3) Studying the items to the right, and in conformity with the distribution, the subject selects the three items that are most like his or her position (or, the number of items called for) and places them vertically, under the +5 marker. The order of the items under the markers is not important; all three items beneath the +5 marker will receive the same score when the data are recorded.
4) Turning now to the left side, the subject studies the items, and selects three from among those on the left that are most unlike his or her position. These are placed under the -5 marker. Again, the specific order does not matter.
5) Returning to the right side, the subject now picks the four items that are more like his or her position than the remaining ones among the grouping but which are not as significant as the four already selected (located under +5), and places them under the +4 marker. On second thought the respondent might decide that an item selected for +4 is more importatnt than one uder +5. He or she is perfectly free to switch it with another at this or any other time.
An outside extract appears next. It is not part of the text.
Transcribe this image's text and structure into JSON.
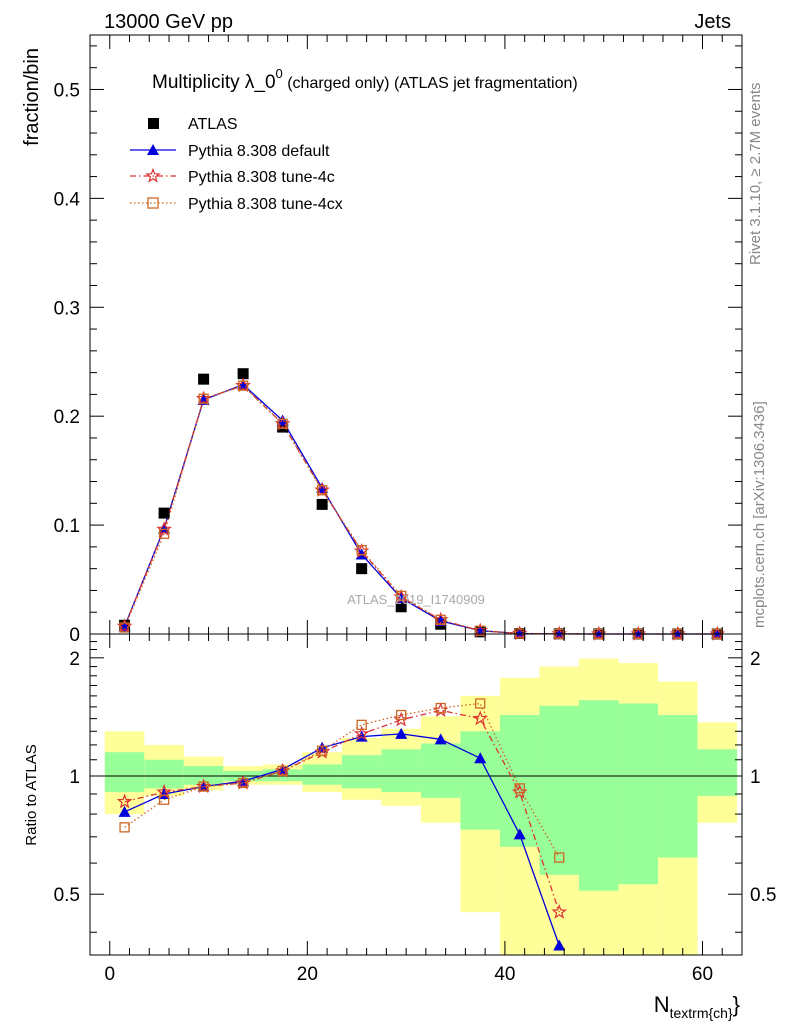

6) Attention reverts to the left side and the process is repeated, with the subject working toward the middle 0 position, until all of the Q-sort statements are positioned from left to right. Items placed under the middle marker (0) often are the ones left over after all of the positive and negative positions have been filled. The reason for having subjects work back and forth is to help them think anew the significance of each item in relation to the others. Once completed, the Q-sort should be reviewed, the subject making adjustments among items that, upon rearrangement, more accurately portray his or her personal point of view.
7) Finally, statement scores for the completed Q-sort are recorded by writing the item numbers on a score sheet that reproduces the Q-sort distribution (cf., the figure above).